The subsidiary of Charlotte, N.C.-based Bank of America Corp. provides the bank’s hedge fund clients with access to its hosted Microsoft Exchange, archiving, IP telephony, file sharing, VoIP and disaster recovery services.

The unit built a virtualized storage platform for the hosted service about a year ago using technology from IBM and 3PARdata Inc. to carve physical disks into 256MB chunks, improve I/O throughput and enable streamlined thin provisioning.

Prior to implementing virtualization, Berger said the company’s past storage systems failed four or five times a month. The virtualized system hasn’t failed since it was installed a year ago, he said.

“It was important for us to leverage this technology,” Berger said. “You can imagine what we can do with it from a hosting perspective.”

Since adopting the virtualized model, Berger said, the company’s storage administration costs have been cut by 95% and the need for more storage capacity has been reduced by 50%.

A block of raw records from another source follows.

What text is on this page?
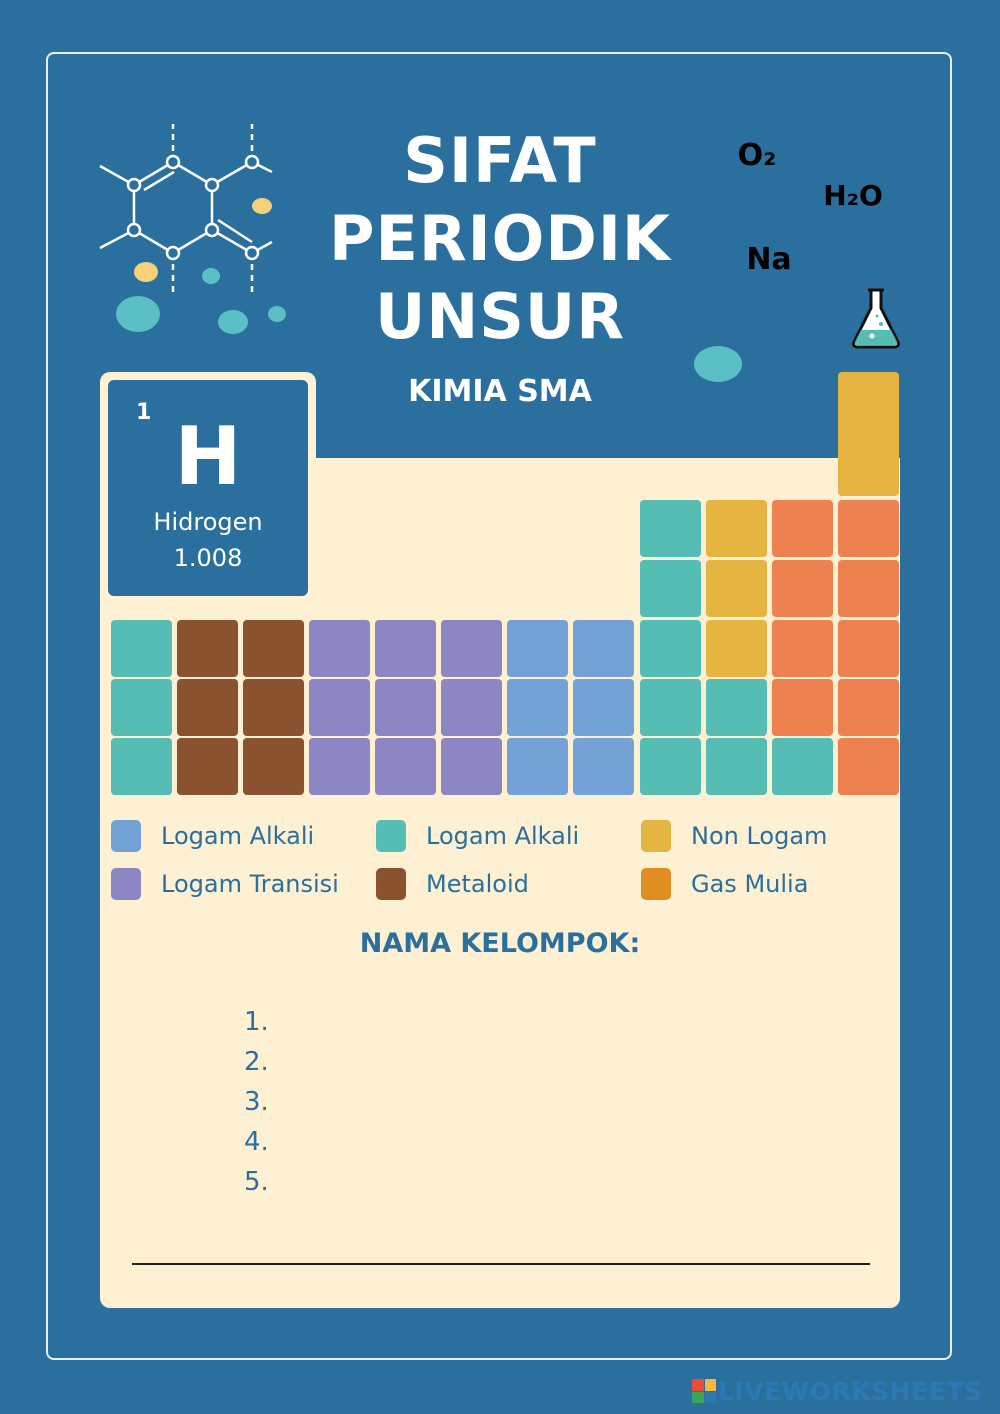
SIFAT
PERIODIK
UNSUR
KIMIA SMA
O₂
H₂O
Na
1 H
Hidrogen
1.008
Logam Alkali	Logam Alkali	Non Logam
Logam Transisi	Metaloid	Gas Mulia
NAMA KELOMPOK:
1.
2.
3.
4.
5.
LIVEWORKSHEETS
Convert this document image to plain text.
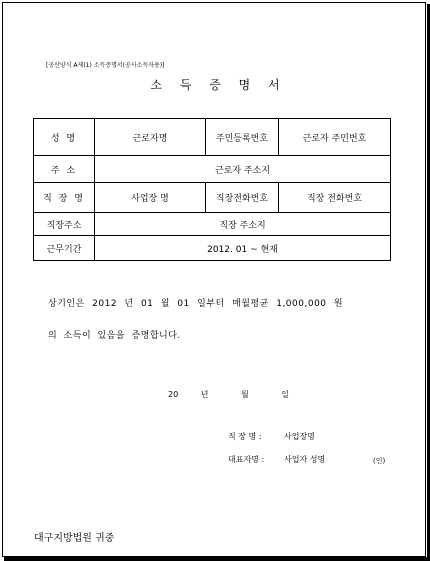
[공산양식 A제(1) 소득증명서(공사소득자용)]
소 득 증 명 서
성 명	근로자명	주민등록번호	근로자 주민번호
주 소	근로자 주소지		
직 장 명	사업장 명	직장전화번호	직장 전화번호
직장주소	직장 주소지		
근무기간	2012. 01 ~ 현재		
상기인은 2012 년 01 월 01 일부터 매월평균 1,000,000 원
의 소득이 있음을 증명합니다.
20	년	월	일
직 장 명 :	사업장명
대표자명 : 사업자 성명	(인)
대구지방법원 귀중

He also credited the service delivery and disaster recovery replication capabilities gained by using virtualization with further cutting IT costs.

The University of California, Davis, Health System, based in Sacramento, implemented a virtualized storage system late last year as part of an effort to keep up with Health Insurance Portability and Accountability Act (HIPAA) electronic medical record (EMR) requirements.

Alejandro Lopez, storage manager for technical support and information and communication services, said the regulations require that the health center use a storage system that can securely house and move medical images and records.

The health care operation’s virtualized system includes an IBM AIX-based mainframe connected to IBM's Shark ESS 520 and FAStT storage servers, Lopez said.

Last December, it began using the native virtualization capabilities in a newly installed Hitachi Data Systems TagmaStore Universal Storage Platform to virtualize tape on the mainframe and storage systems, Lopez said. The system now lets the IT operation store 4TB of cardiology images and PDF documents, previously held on optical disc systems, in the virtual AIX environment, he added.

“By moving to cheaper storage [through virtualization], we saved about 40% in costs associated with the entire process,” said Lopez.

He said he began the project looking to store only 500GB of the data, because he wasn’t sure if storage virtualization would meet his needs. However, he said, the initial success convinced him to quickly shift the rest of the images and documents to the virtual system.

Lopez noted that he talked about the project to a number of users at SNW, held here, and concluded that several of them didn’t fully understand the concept.

“I think there’s a misconception by people who think of virtualization as a solution instead of as a tool. Every vendor has in their mind what virtualization means. At the end of the day end, users are confused,” noted Lopez.